Today, Paco Park is a popular venue for weddings and a weekly evening concert called Paco Park Presents.
A Circular Cemetery
The cemetery has a circular plan, with an inner concentric wall which was the original cemetery. The walls used to have five tiers of wall niches. Only three layers are visible today. The floor was raised because of flooding. The niches on inner wall are reserved as the exclusive burial place of the prominent Spaniards of that time.
On the sides of the chapel are stairs leading to an open terrace lined with stone balustrades (Some portions of terrace’s stone balustrades are gone).
The Mystery of the Missing Grave
Located at the outer circle is a landmark that indicates the burial place of National Hero Dr. Jose Rizal after his execution in Bagumbayan on December 30, 1896.
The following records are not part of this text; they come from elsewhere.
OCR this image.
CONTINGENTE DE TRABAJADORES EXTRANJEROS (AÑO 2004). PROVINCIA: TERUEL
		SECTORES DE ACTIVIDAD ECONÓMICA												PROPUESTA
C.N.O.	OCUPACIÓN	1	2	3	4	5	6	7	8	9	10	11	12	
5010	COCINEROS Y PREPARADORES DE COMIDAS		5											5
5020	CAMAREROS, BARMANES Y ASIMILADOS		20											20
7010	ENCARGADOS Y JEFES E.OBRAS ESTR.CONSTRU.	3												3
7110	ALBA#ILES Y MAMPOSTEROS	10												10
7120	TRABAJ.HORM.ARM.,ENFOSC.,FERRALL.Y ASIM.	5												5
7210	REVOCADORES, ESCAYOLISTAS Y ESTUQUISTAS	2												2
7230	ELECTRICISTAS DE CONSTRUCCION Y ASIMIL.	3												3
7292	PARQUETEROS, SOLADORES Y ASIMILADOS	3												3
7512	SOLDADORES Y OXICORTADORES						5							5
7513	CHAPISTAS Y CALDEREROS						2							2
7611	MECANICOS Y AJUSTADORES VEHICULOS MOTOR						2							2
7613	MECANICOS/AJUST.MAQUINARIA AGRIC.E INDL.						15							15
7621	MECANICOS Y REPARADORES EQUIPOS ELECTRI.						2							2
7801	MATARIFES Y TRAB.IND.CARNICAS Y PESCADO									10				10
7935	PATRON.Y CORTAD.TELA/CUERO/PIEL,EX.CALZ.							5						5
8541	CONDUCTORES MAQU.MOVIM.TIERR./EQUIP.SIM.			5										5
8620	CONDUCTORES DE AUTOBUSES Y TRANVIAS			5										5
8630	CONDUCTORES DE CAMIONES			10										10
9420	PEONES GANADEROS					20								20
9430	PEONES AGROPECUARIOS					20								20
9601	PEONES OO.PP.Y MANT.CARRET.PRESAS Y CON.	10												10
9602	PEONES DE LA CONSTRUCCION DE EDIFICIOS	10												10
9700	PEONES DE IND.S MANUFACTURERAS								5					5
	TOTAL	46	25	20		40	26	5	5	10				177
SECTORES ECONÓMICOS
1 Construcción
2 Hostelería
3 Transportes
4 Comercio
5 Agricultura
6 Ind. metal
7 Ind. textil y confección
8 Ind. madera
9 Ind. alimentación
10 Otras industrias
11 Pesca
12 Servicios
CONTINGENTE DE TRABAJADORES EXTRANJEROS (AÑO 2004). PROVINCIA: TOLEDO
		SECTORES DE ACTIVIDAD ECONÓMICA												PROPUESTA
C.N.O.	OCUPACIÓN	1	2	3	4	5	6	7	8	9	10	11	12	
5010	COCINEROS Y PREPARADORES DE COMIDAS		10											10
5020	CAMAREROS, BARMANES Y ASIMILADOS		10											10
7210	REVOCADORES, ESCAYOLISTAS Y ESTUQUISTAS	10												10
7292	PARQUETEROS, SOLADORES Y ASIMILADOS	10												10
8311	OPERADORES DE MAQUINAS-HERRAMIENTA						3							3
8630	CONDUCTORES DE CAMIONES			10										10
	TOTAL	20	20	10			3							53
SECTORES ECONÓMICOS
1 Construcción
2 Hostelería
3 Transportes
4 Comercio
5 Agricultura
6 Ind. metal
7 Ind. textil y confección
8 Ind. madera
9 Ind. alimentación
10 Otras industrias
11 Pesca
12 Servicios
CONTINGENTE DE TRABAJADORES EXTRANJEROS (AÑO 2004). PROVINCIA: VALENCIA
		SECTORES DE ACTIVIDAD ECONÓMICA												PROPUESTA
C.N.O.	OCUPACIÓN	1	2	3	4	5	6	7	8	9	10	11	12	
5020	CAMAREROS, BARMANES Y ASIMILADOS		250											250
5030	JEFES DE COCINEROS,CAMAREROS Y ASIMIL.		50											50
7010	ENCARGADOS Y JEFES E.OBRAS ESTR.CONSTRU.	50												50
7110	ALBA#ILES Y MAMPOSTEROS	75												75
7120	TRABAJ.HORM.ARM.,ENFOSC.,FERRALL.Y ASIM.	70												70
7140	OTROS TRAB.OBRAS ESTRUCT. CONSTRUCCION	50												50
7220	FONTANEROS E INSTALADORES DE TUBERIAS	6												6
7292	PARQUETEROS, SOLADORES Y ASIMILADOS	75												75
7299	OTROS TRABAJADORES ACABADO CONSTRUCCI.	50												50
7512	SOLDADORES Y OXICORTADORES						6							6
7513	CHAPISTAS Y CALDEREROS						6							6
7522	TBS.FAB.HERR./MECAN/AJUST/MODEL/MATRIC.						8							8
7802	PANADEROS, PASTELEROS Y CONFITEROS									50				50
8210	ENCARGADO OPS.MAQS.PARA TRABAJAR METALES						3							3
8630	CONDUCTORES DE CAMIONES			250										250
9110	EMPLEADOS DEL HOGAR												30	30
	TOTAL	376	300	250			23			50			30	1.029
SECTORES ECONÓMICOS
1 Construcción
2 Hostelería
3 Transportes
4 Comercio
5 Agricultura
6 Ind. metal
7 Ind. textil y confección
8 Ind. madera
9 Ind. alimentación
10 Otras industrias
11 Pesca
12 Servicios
Unusual is how the initials of Jose P. Rizal are inscribed in reverse (RPJ) on the cross. According to story, the day before he was put to death, the family of Rizal prevailed upon Spanish authorities to turn over his corpse to them later the next day. The pleas were met with refusal after refusal because the authorities feared the burial site would be used a symbol of martyrdom.
Finally, toward evening, the civil governor of Manila, Manuel Luego, took pity on Rizal’s mother and gave her permission to take the body after the execution. Rizal’s sister Narcisa, made arrangements for a coffin and transportation.
Once notified that the execution was over, the family proceeded to the execution site, but the remains of Jose had already been removed. Narcisa, searched in vain for the body of his brother in all the cemeteries in Manila. Passing through Paco Cemetery in the afternoon, she came upon some civil guards and correctly surmised that their presence indicated that her brother had been buried there. She searched all over Paco Cemetery until she found a grave with freshly turned earth. She bribed the gravedigger to place a plaque with Rizal initials in reveres –R.P.J. to mark the site.
Visiting a cemetery reminds us of immortality. A stroll at Luneta Park while remembering Rizal’s legacy makes him immortal. A walk in Paco Park while admiring its classical architecture and design makes its charm and beauty immortal.